Arquette and Tillman
AppleTV+
Who are our villains?
Besides Helena and the rest of the Eagans, Lumon is represented by the two bosses of the Separate Floor, who are not themselves separated: Harmony Cobel (Patricia Arquette), a religious fanatic when it comes to Kier Eagan, and his sidekick Mr. Milchick. (Tramell Tillman), who smiles despite all kinds of threatening behavior, including various forms of psychological torture that he deploys on MDR members. For unknown reasons, Mrs. Cobel also lives next door to Outie Mark, posing as a soap seller named Mrs. Selvig. At the end of the first season, she is suspended for allowing various innie shenanigans, including Helly’s suicide attempt.
Who else should we know?
Mark’s sister Devon (Jen Tullock) and her inspirational author husband Ricken (Michael Chernus) live nearby. Outie Mark thinks Ricken is a pretentious poseur, but when one of Ricken’s books ends up on the cut floor, Innie Mark is fascinated.
There’s also Petey (Yul Vazquez), who worked in the MDR with Innie Mark, Irving and Dylan, until his partner decided to undergo an untested “reintegration” procedure that would merge his innie and outie selves . The process didn’t really work and Petey ultimately died from complications.
Petey’s reinstatement was carried out by Reghabi (Karen Aldridge), a former Lumon employee who claims to have installed Mark’s departure chip. She has come to believe that separation is evil and rebels against Lumon as best she can while living off the grid. At the end of the first season, she assassinates the head of security of the cut floor in front of Outie Mark.
On the separate floor, everyone loved to visit the wellness counselor, Mrs. Casey (Dichen Lachman), and then were sad when she was, like Innie Burt, retired.
There are also kids on the cut ground. No, we don’t know why.
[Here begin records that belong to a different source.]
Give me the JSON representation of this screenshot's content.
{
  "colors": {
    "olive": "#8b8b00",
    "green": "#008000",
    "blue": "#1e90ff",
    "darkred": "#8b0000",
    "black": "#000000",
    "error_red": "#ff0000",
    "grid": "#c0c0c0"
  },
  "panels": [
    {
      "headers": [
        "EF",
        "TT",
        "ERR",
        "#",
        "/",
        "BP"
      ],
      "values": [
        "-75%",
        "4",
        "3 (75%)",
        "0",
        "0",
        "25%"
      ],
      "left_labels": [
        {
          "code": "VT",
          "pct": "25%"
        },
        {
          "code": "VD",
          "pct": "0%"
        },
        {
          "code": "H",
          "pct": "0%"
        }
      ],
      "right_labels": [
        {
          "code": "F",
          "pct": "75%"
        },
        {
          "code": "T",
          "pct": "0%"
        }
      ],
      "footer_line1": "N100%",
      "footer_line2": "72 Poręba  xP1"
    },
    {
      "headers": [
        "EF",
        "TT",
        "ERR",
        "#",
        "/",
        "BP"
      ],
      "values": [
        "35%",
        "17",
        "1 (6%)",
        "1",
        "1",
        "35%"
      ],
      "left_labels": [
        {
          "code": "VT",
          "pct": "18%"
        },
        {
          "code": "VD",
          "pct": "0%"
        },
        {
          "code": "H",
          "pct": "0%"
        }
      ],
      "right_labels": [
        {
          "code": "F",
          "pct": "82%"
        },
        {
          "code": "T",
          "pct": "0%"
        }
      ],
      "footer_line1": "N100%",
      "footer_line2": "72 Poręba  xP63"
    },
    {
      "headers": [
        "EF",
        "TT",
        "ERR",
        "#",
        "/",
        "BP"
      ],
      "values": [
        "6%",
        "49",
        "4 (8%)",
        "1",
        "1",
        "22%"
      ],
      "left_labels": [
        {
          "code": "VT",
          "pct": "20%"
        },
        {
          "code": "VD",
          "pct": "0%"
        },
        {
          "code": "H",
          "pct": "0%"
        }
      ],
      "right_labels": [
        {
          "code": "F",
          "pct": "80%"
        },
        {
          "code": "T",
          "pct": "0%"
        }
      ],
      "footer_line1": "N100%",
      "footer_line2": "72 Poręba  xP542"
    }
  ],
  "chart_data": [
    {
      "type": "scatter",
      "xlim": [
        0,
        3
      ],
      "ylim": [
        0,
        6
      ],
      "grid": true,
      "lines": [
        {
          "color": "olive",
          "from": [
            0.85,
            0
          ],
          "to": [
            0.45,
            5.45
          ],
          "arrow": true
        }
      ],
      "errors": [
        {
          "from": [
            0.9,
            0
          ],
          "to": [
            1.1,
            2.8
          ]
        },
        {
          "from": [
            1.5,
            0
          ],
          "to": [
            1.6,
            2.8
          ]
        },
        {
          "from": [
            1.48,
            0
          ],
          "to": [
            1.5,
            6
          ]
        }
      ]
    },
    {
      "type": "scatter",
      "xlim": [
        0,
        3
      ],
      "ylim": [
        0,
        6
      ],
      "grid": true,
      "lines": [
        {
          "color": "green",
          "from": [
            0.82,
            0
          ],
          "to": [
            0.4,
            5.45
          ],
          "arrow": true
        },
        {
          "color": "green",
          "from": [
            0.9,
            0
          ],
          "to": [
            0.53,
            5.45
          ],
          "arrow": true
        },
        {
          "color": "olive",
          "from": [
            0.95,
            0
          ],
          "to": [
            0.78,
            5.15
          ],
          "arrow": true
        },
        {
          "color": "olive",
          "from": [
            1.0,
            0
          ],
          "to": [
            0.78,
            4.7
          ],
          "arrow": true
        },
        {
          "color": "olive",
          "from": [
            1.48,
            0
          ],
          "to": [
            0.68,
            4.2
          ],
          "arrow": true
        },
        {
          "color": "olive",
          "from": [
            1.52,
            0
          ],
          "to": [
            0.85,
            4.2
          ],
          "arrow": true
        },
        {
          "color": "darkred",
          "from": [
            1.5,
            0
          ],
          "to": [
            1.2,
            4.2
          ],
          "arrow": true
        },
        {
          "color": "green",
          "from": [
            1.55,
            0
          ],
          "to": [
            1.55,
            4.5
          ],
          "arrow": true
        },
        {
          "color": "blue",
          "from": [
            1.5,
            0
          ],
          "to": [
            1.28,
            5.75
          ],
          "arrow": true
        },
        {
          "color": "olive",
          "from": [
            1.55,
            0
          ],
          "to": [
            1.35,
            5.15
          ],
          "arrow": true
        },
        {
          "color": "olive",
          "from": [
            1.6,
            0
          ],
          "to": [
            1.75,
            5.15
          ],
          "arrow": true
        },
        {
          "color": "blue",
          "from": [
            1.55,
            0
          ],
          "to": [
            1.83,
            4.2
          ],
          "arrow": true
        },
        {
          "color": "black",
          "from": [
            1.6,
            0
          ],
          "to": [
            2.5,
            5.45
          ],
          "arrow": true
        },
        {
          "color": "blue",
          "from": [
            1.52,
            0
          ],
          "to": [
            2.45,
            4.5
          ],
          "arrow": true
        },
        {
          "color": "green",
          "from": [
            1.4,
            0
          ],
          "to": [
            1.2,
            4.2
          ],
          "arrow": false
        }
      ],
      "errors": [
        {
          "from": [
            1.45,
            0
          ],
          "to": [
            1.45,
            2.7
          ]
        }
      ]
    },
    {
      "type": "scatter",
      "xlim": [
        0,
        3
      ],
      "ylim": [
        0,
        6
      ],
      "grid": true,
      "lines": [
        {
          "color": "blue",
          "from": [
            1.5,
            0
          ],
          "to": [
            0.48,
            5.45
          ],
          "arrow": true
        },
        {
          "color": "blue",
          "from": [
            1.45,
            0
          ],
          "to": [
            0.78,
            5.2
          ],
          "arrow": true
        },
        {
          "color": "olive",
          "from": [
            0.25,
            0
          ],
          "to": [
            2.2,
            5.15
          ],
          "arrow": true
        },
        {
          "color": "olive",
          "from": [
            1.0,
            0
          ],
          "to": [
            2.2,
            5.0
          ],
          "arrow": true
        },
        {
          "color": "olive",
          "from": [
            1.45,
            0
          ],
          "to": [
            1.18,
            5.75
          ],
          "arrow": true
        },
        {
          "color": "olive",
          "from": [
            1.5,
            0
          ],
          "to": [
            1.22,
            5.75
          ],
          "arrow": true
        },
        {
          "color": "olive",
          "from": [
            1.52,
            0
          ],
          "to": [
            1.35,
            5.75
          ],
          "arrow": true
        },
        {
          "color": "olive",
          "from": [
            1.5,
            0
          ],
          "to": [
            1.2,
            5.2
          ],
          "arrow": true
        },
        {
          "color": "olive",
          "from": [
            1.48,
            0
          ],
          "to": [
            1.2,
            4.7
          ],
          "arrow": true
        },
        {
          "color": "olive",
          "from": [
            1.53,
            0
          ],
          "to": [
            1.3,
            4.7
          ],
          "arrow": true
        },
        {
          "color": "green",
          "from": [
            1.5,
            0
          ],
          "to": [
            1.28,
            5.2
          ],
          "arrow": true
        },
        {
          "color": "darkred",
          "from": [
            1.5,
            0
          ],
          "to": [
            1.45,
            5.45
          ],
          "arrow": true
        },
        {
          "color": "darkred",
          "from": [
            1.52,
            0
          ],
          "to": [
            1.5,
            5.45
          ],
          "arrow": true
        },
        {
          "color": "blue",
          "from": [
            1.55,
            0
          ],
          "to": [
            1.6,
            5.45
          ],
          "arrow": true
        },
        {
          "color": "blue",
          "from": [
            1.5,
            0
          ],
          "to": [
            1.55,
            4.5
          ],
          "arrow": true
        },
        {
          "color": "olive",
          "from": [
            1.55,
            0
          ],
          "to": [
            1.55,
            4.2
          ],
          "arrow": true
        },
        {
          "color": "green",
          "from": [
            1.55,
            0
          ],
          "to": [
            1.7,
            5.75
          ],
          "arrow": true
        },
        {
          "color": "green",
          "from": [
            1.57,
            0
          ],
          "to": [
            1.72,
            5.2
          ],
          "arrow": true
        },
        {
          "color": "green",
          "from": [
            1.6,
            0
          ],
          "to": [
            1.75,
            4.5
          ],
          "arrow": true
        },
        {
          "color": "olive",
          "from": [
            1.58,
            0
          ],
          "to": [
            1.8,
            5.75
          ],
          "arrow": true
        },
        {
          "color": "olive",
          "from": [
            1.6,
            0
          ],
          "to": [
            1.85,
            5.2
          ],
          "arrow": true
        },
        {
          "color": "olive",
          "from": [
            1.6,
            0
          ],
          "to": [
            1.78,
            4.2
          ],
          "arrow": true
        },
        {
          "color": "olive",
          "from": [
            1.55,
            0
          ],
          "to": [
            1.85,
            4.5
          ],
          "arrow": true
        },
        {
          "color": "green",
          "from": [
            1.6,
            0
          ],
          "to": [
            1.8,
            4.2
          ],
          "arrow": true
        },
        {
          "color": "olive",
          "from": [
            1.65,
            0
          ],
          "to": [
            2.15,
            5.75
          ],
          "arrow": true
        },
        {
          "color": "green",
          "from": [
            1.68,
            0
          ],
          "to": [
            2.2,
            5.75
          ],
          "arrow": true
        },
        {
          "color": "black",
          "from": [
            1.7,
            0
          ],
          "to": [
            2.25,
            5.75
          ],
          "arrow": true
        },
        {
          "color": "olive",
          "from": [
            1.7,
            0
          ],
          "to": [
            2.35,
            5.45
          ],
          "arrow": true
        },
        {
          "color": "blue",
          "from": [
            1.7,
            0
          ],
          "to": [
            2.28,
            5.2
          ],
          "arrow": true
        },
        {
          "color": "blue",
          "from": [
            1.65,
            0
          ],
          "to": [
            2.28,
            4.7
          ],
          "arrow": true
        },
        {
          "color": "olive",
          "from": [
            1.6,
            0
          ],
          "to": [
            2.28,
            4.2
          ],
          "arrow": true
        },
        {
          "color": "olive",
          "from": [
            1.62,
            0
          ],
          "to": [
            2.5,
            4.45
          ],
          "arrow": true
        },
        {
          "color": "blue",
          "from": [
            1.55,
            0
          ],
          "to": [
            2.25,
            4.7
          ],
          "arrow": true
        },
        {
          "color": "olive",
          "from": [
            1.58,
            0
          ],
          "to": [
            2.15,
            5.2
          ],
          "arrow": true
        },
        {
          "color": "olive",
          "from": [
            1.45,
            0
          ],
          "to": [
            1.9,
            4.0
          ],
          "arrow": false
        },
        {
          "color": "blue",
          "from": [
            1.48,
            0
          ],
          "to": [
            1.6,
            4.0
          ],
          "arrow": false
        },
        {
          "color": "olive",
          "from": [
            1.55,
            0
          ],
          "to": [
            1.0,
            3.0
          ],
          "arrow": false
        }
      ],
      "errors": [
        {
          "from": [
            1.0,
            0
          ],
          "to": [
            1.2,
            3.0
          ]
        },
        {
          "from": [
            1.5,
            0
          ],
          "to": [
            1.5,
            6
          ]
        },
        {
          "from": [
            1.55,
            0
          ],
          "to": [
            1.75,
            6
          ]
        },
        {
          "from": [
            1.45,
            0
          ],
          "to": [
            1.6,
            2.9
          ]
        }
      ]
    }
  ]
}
How did the first season end?
Innie Dylan discovers his friend’s family when Mr. Milchick uses the “overtime emergency protocol”, which allows innies to temporarily take control of their bodies away from the cut ground. Dylan tells the rest of the MDR about the protocol, and they decide to use it to break out of the building and try to tell the rest of the world how horrible the conditions are for them. While Dylan barricades himself in the room that controls overtime, Mark, Helly and Irving find themselves back in their friends’ lives. Innie Mark is stunned to meet his idol Ricken and unintentionally refers to Mrs. Cobel by her real name, which makes him realize that the Innies have rebelled. (She alerts Milchick and briefly kidnaps Devon and Ricken’s baby.) Innie Irving goes looking for Outie Burt and is dismayed to see that Burt is in a relationship with another man. Helly is horrified to realize that her partner is Helena Eagan, who was ordered to take severance by her family as part of a glorified PR stunt. The season ends with Milchick overtaking Dylan to end overtime, but only after Innie Mark discovers that Mrs. Casey is actually Outie Mark’s “late” wife Gemma and after Helly gives a speech at an event in Lumon explaining who she really was. is and begs for help to escape the nightmare of a life cut short.